Friday, June 11, 2010

Captain Arsenio: Inventions and (Mis)adventures in Flight

Captain Arsenio: Inventions and (Mis)adventures in Flight
Captain Arsenio: Inventions and (Mis)adventures in Flight written & illustrated by Pablo Bernasconi, Houghton Mifflin Books, 2005
Captain Arsenio is an engaging character—a dreamer of a different sort. Maybe some people would call him a fool, but there’s something about his optimism, creativity and lack of critical thinking skills that, well, I guess it reminds me of my kids. In a good way. You know the elaborate plans kids make for building robots, creating works of art and constructing castles? This book is an embodiment of those dreams, and what might happen if somebody actually acted on them.
Manuel J. Arsenio was a careless cheese master, blacksmith, scuba diver, and ship captain. Though he was given the easiest of missions in each of these careers, he still couldn’t complete any of them successfully. This problem may be the reason he left those jobs behind to enter the distinguished pages of aviation history.

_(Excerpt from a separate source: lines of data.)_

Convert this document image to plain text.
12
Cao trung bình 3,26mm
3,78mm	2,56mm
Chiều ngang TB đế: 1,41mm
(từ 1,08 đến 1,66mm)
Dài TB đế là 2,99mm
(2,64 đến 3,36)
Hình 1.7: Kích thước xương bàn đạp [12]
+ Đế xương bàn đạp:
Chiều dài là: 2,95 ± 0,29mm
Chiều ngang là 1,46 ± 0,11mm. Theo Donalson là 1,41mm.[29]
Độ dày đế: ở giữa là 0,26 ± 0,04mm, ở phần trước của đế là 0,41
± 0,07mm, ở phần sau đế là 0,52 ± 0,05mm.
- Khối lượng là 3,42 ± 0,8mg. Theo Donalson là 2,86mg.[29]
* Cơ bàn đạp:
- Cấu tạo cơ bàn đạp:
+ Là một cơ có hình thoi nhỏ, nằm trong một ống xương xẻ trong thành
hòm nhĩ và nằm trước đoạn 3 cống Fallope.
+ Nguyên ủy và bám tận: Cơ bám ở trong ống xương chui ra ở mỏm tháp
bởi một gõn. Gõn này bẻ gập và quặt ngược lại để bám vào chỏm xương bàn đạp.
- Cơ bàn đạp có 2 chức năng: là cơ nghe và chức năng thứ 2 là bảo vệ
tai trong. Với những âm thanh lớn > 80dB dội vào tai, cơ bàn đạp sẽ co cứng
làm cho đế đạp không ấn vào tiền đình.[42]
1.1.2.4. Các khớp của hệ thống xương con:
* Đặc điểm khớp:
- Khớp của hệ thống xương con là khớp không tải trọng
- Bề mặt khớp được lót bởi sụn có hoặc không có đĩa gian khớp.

This is a fictional work told as a biography, full of quotes from Captain Arsenio’s 1780s “diary”. It documents six of the projects he came up with in his quest to build a flying machine. The inventions are ridiculous and fun: the Motocanary, the Aerial Submarine, and the Illusion Burner, among others. Although Arsenio always has high hopes, (“It cannot fail!”) the pages from his flight diary reveal the true story. It pays to read all the fine print in this book, too: the notes in the flight diary give blow-by-blow reports of each flight, showing “panic points”, maximum height reached, and time elapsed, accompanied by dry notes like, “A complex way to demonstrate a total unawareness of the laws of physics.” You’ve got to love the guy for his cheerful persistence in the face of failure.

My kids and I laughed at him, but there’s something just a little familiar about him, too.